このエントリーは、Machine Learning Advent Calendar 2014 - Qiita の15日目の記事です。

まずはじめに、初心者向けの記事です。機械学習に興味があって、とりあえずレコメンドをやってみたいけど、数学とか線形代数とかわからないし、Spark も Hadoop も概要以上のことはわからないが、好奇心旺盛なあたなに向けて書いています!

Spark MLLib への入門の近道は、ズバリ Spark Summit 2014 のハンズオン資料です!Spark Summit 2014 で行われたハンズオンの資料はステップバイステップで実装でき、とっても分かりやすいです。唯一の難点は Scala か Python しかないことだけです!資料は、以下のURLから参照することができ、ハンズオンに必要な、当日配られた USB メモリに入っていたデータもスクリプトも全てダウンロードできるようになっています。
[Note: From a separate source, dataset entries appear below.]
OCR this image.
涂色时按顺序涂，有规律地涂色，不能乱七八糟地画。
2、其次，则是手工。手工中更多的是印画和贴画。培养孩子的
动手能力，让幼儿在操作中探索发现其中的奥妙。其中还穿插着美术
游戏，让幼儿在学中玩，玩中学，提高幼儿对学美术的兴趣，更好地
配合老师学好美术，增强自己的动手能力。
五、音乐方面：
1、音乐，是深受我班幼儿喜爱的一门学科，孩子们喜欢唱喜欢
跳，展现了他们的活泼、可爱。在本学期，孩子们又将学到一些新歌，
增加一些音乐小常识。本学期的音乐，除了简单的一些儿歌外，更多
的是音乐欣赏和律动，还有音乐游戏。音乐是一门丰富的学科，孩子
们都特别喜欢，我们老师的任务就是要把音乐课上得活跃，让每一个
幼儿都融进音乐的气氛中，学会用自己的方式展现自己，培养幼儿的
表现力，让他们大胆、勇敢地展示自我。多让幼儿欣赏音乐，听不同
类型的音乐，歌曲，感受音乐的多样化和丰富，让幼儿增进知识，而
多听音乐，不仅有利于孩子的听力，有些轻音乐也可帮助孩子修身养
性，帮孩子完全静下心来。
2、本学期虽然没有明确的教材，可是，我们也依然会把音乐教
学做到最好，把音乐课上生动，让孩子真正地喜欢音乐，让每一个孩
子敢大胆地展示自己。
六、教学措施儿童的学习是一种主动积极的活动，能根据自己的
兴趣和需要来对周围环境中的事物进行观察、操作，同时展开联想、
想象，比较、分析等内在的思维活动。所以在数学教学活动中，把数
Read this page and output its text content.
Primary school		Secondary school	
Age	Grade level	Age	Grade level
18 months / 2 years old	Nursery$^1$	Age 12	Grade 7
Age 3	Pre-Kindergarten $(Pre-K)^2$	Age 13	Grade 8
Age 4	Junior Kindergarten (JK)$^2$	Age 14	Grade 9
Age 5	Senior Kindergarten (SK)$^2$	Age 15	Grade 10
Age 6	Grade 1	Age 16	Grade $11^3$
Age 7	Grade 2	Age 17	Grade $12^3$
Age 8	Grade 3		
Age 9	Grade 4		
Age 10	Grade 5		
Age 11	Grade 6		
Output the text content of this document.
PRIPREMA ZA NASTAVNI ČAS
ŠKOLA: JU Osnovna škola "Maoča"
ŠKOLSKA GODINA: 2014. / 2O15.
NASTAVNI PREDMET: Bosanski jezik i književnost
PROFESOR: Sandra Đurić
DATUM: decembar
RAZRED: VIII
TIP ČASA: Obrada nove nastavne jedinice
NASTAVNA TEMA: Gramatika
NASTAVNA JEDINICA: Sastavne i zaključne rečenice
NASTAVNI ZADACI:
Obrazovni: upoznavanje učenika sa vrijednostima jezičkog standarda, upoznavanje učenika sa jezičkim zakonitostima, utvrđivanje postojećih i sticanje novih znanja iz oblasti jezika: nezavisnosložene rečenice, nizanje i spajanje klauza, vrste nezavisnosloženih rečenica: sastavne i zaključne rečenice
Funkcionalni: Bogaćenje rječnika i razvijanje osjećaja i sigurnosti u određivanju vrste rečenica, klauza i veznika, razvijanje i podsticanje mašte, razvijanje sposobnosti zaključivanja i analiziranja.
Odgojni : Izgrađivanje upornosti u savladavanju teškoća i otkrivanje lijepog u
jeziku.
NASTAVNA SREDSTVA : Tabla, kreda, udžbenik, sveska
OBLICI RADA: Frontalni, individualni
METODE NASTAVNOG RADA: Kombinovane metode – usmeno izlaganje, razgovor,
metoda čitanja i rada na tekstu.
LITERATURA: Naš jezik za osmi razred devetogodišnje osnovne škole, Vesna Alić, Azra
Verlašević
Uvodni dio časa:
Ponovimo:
ハンズオンは、MovieLens*1のデータを元にして、レコメンドできるようになります。

Movie Recommendation with MLlib

ただ、ハンズオンをこなすだけでもつまらないので、勢いでライブドアグルメのデータセットのデータでレコメンドができるように改造してみました。データは以下から。正規化されたテーブルごとに、CSV ファイルに出力されているものです。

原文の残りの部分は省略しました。